Puppyhood and Wildlife

A coyote showed up near our place the day after we brought our puppy home. We first spotted it during an early attempt at crate training. Once the cage door swung shut Oni began to whine. It turned to yips, concluded with full blown howls, and after a brief ceasefire started all over again. I went to the window and looked out at the dewy morning field. The coyote was trotting towards our apartment.

The field is bordered by a short hill topped by a grassy landing where kids play and a shared greenhouse sits, a buffer zone between humans and wild animals. There were a few evenings when a tagged elk made appearances, putting him twenty feet from our front doors, but it was relocated shortly after.

To see the landing breeched by the coyote that morning stopped my breath.

My first thought was it could hear our spazzing puppy through the windows. But they’re thick-paned, relatively new. Maybe it picked up Oni’s desperate energy? This kind of thinking aligns with my armchair panpsychism—the idea that everything, the sidewalk and grass and bramble separating dog from coyote, has consciousness. Regardless of what tipped her off, a mystery was afoot, one sparked by a coyote that had now slipped beyond eyesight.

Had it made a pass out of curiosity? Or hunger? Or was the coyote, however it sensed her, heeding a call for rescue, the howls like a bat signal? Of course the whole thing could have been a coincidence. But I don’t think it was that.

The night before, our first night with Oni, I took her out to pee. Nearby coyote cries sliced the chilly air. The pup and I stood still. I had to eventually pick her up to get her to go back in.

As I carried the furball up the stairs I was surprised by the fierce protectiveness that washed over me. I’d never had a puppy, never had to care for a little living animal. Her scent was out there for the coyotes and bobcats and who knew what other killers to pick up.

Adopting Oni, whose malamute-shepherd mix gives her a somewhat wolfy appearance, has coincided with research for a story I’m writing about wolves returning to western Oregon. Before that night and the following morning I had never really felt the livestock perspective of the story. Livestock often get classified as the antagonists in modern wolf stories. Part character, part setting, livestock and their owners are lumped into the anti-wolf camp by the pro-wolf side—pragmatists versus romantics is the oversimplified division.

Like many binary caricatures, this one fails to get at the complex heart of the matter.

The wolf had to me always been the symbol of pure wilderness; the wolf, like the grizzly bear, was pumping vitality back into lands hammered by overuse. It wasn’t the wildness of the wolf: it was wildness itself that the wolf was helping restore.

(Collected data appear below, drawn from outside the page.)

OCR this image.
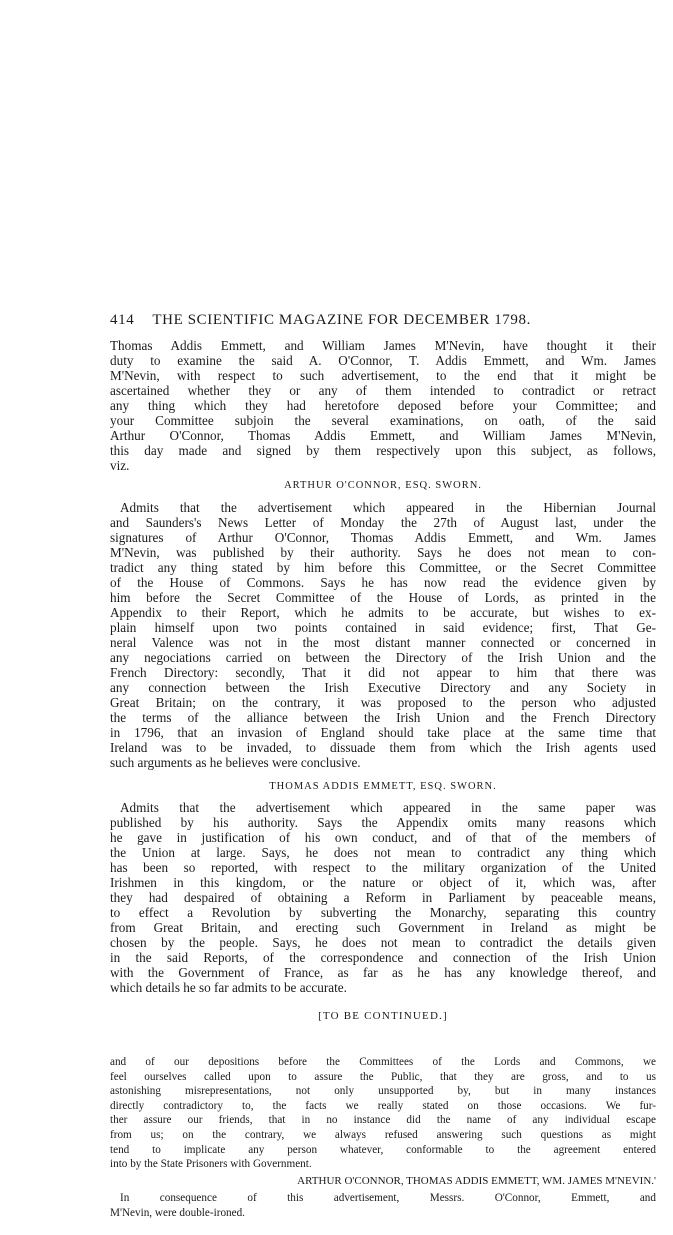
414 THE SCIENTIFIC MAGAZINE FOR DECEMBER 1798.
Thomas Addis Emmett, and William James M'Nevin, have thought it their
duty to examine the said A. O'Connor, T. Addis Emmett, and Wm. James
M'Nevin, with respect to such advertisement, to the end that it might be
ascertained whether they or any of them intended to contradict or retract
any thing which they had heretofore deposed before your Committee; and
your Committee subjoin the several examinations, on oath, of the said
Arthur O'Connor, Thomas Addis Emmett, and William James M'Nevin,
this day made and signed by them respectively upon this subject, as follows,
viz.
ARTHUR O'CONNOR, ESQ. SWORN.
Admits that the advertisement which appeared in the Hibernian Journal
and Saunders's News Letter of Monday the 27th of August last, under the
signatures of Arthur O'Connor, Thomas Addis Emmett, and Wm. James
M'Nevin, was published by their authority. Says he does not mean to con-
tradict any thing stated by him before this Committee, or the Secret Committee
of the House of Commons. Says he has now read the evidence given by
him before the Secret Committee of the House of Lords, as printed in the
Appendix to their Report, which he admits to be accurate, but wishes to ex-
plain himself upon two points contained in said evidence; first, That Ge-
neral Valence was not in the most distant manner connected or concerned in
any negociations carried on between the Directory of the Irish Union and the
French Directory: secondly, That it did not appear to him that there was
any connection between the Irish Executive Directory and any Society in
Great Britain; on the contrary, it was proposed to the person who adjusted
the terms of the alliance between the Irish Union and the French Directory
in 1796, that an invasion of England should take place at the same time that
Ireland was to be invaded, to dissuade them from which the Irish agents used
such arguments as he believes were conclusive.
THOMAS ADDIS EMMETT, ESQ. SWORN.
Admits that the advertisement which appeared in the same paper was
published by his authority. Says the Appendix omits many reasons which
he gave in justification of his own conduct, and of that of the members of
the Union at large. Says, he does not mean to contradict any thing which
has been so reported, with respect to the military organization of the United
Irishmen in this kingdom, or the nature or object of it, which was, after
they had despaired of obtaining a Reform in Parliament by peaceable means,
to effect a Revolution by subverting the Monarchy, separating this country
from Great Britain, and erecting such Government in Ireland as might be
chosen by the people. Says, he does not mean to contradict the details given
in the said Reports, of the correspondence and connection of the Irish Union
with the Government of France, as far as he has any knowledge thereof, and
which details he so far admits to be accurate.
[TO BE CONTINUED.]
and of our depositions before the Committees of the Lords and Commons, we
feel ourselves called upon to assure the Public, that they are gross, and to us
astonishing misrepresentations, not only unsupported by, but in many instances
directly contradictory to, the facts we really stated on those occasions. We fur-
ther assure our friends, that in no instance did the name of any individual escape
from us; on the contrary, we always refused answering such questions as might
tend to implicate any person whatever, conformable to the agreement entered
into by the State Prisoners with Government.
ARTHUR O'CONNOR, THOMAS ADDIS EMMETT, WM. JAMES M'NEVIN.'
In consequence of this advertisement, Messrs. O'Connor, Emmett, and
M'Nevin, were double-ironed.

While I still retain these sentiments, it took feeling the vulnerability of one animal to another to understand the perspective of why someone might fear wolves.

Around this time I spoke with the owner of a lamb farm who’d recently lost a handful of her animals to a pair of cougars. This was not a largescale ranching operation like I used to think about when I thought about livestock. It was a small farm up on the Alsea River. Of course she had a deep relationship with her animals. She noted she was neither pro nor anti-wolf, that she would work with state management to optimize the situation for all.

That afternoon I saw the coyote again. Oni and I were down on the grass, and it was fifty yards out in the field pawing furiously at the ground, sandy soil flying. It thrust its snout into the hole, went back to digging. After a couple minutes of this it was able to stick half its body into the hole. Likely it was searching for field mice. The slow way its bushy tail swished, the perfect curve it its back, struck me as graceful. Oni, on a leash clasped in my hand, noticed none of it.

Nor did she notice the owl that night.

It was sometime around 3:00am. A cold and moonless night, the stars shone crisply. A perk of puppyhood, I realized, was being out at times I normally slept. Something big and white hovering silently over the field caught my eye.

We’d heard the barn owl’s raspy shrieks many nights, but never seen it. The ghostly bird was out hunting. Besides small rats and young rabbits, they like to feed on field mice, and given that it was working above the hole the coyote dug, it’s possible it was capitalizing on another animal’s labor.

Oni, indifferently chewing a late-night stick, wasn’t that much bigger than a rabbit. My feeling of awe watching the quiet swoops was tempered by that protective sense. As cartoonish as the image might’ve seemed, it struck me as a faint possibility, and so to avoid watching our puppy carried off into the night, I again plucked her up and went back inside.

It’s taken years of living in this semi-rural place to understand what we call wilderness in a way I hadn’t understood it while living in cities. Research has likewise taught me that the image of wolves howling before glacier-clad peaks is a kind of romantic error. Wolves follow prey. Those pretty higher elevation areas are less biologically diverse than down in the forests. Down here is where the people and animals and all their interests overlap. It’s where we’ll need to deepen our understanding of the needs, both perceived and real, of humans and animals if we’re going to have a working relationship to the wolves scientists are confident will one day be returning.